Porównaj to do odpalającego niczym ciężarówka, dwucylindrowego silnika Helicon, który grzmi tak, że sąsiedzi zamykają okna z obawy przed nadciągającą burzą, a niegrzeczne dzieci szybko uciekają do swoich mam. Cała okolica zamiera, ze strachem w oczach przyglądając się jak ten „groźny i zły pan motocyklista” odjeżdża na jednym kole w kawalkadzie grzmotów i eksplozji z wydechu.
Hell of a ride!
Oczywiście, 1125R byłby tylko pozerem, gdyby nie jeździł tak, jak wygląda. To nie jest sprzęt, na który wsadzisz swojego kumpla, aby nauczył się jeździć. Nawet jeżeli wsiadając, nie masz ochoty na ostrą jazdę, zaraz po ruszeniu charakter Buły sprawi, że każda prosta będzie przejechana z manetą odwiniętą na pełne kotły.

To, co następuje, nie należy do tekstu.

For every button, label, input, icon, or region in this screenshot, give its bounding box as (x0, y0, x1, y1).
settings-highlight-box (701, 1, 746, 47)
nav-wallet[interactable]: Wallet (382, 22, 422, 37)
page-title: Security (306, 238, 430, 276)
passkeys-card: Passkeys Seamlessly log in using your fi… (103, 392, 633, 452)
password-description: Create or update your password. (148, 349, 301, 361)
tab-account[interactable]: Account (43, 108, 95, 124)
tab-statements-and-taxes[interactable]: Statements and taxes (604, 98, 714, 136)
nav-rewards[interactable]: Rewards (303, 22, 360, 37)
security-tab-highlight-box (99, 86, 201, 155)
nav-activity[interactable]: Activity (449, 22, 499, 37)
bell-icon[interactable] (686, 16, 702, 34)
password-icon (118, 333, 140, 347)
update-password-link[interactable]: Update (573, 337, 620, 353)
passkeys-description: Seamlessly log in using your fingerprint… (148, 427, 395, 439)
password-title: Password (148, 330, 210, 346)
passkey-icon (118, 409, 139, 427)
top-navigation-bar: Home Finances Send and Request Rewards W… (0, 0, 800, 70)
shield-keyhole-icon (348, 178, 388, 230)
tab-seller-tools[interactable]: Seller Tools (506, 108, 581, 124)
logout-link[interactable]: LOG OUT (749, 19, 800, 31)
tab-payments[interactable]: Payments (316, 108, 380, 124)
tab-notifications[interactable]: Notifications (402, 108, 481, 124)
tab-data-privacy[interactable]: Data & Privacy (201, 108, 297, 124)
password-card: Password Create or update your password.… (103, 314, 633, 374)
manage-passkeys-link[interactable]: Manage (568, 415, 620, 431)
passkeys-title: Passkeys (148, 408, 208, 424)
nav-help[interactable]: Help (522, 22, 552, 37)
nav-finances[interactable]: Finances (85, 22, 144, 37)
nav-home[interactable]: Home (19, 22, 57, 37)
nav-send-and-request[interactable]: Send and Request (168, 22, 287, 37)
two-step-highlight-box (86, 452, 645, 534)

Silnik o pojemności dokładnie 1125 ccm został opracowany przez Rotaxa. Dwucylindrowa V-ka generuje 146 KM już przy 10 500 obr./min. Do tego krzywa momentu obrotowego jest płaska niczym tafla jeziora Bonneville. To wszystko sprzęgnięto z sześciostopniową skrzynią, sprzęgłem z asystą ruszania (podkręcone obroty podczas puszczania klamki) i suchą miską olejową. Efekty? 240 km/h z wibracjami tak wielkimi, że wskazówka obrotomierza nie wskazywała konkretnej wartości, lecz zakres 7–9 tys. obr./min (autentycznie!), guma z gazu na drugim, a ze sprzęgła na trzecim biegu… Za wszystko inne zapłacisz kartą mastercard.…uliczny masakrator z wdziękiem osobistym godnym Frediego Krugera…
Podsumowanie?
Koniec tego dobrego. Nie ma co dalej stukać w klawiaturę, bo odczuć z jazdy i tak w pełni się nie opisze. Bułą trzeba się po prostu przejechać. A teraz ciekawostka: ile taka przyjemność kosztuje? 60 000 zł? Bo dziwny i niespotykany – 40 000 zł? Tyle co japońskie litry… Otóż nie. Egzemplarz demo, który widzicie na zdjęciach, jest do oddania za 28 000 zł, a przychodząc z dobrym whiskaczem do salonu (pamiętajcie, tylko amerykańskim!) pewnie i to będzie do dogadania.
Na koniec wspomnę o jeszcze jednej rzeczy. Buell 1125R nie jest pełnoprawnym motocyklem sportowym, którym pojedziesz na tor i skopiesz tyłek wszystkim sportowym szlifierkom – to one skopią go Tobie. Tyle że Bułka nie po to była projektowana… A może była, ale projektantom coś nie wyszło? Powstał za to uliczny masakrator z wdziękiem osobistym godnym Frediego Krugera. Polecam!